I studied Chemistry with Materials chemistry at the University of St Andrews, where I was fortunate enough to be exposed to both computational chemistry and chemoinformatics. Throughout my MChem, I became interested in the idea of designing Novel molecules with specific function and form. Following my MChem, I decided to study for a PhD, this project at the University of Sheffield interested me as it combined my interest in chemoinformatics, with the opportunity to utilise large biological datasets to design compounds with specific property profiles.
The goal of the project is to develop new de novo design tools that are effective for the design of novel compounds that can interfere with multiple targets within a biological network, that is the systematic and rational design of compounds with specific biological and chemical profiles. De novo design is divided into three critical components; construction, scoring and search. Each part must be carefully balanced to allow for efficient navigation through the vastness of chemical space to areas of interest. Current research has focused on the design of compounds which are amenable to chemical synthesis. These approaches utilise the in-silico application of common medicinal chemistry reactions to available sets of reagents. However, the sheer size of chemical space that is accessible even using this constrained approach to de novo design is such that it is impossible to enumerate all potential compounds. Hence it is, therefore, necessary to design efficient data-driven search strategies to navigate paths through this space.
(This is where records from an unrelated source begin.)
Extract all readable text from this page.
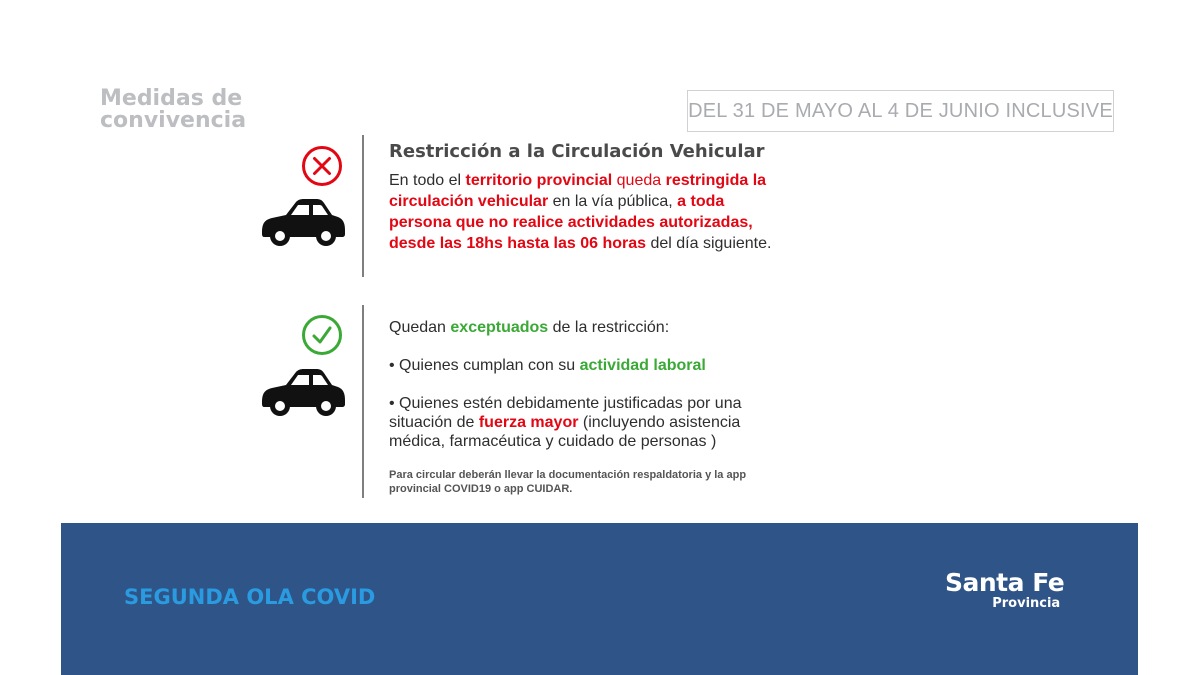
Medidas de
convivencia	DEL 31 DE MAYO AL 4 DE JUNIO INCLUSIVE
Restricción a la Circulación Vehicular

En todo el territorio provincial queda restringida la circulación vehicular en la vía pública, a toda persona que no realice actividades autorizadas, desde las 18hs hasta las 06 horas del día siguiente.

Quedan exceptuados de la restricción:

• Quienes cumplan con su actividad laboral

• Quienes estén debidamente justificadas por una situación de fuerza mayor (incluyendo asistencia médica, farmacéutica y cuidado de personas )

Para circular deberán llevar la documentación respaldatoria y la app provincial COVID19 o app CUIDAR.

SEGUNDA OLA COVID	Santa Fe
Provincia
Importantly, the project will develop novel search methods by the utilisation of artificial intelligence, coupled with in-silico medicinal chemistry transformations. These search methods are then driven via the use of scoring functions derived from large open-access biological datasets and combined using many-objective optimisation approaches. In doing so, the goal is to design effective small molecules which demonstrate well-defined chemical properties but also specific biological effect across multiple targets within a disease network.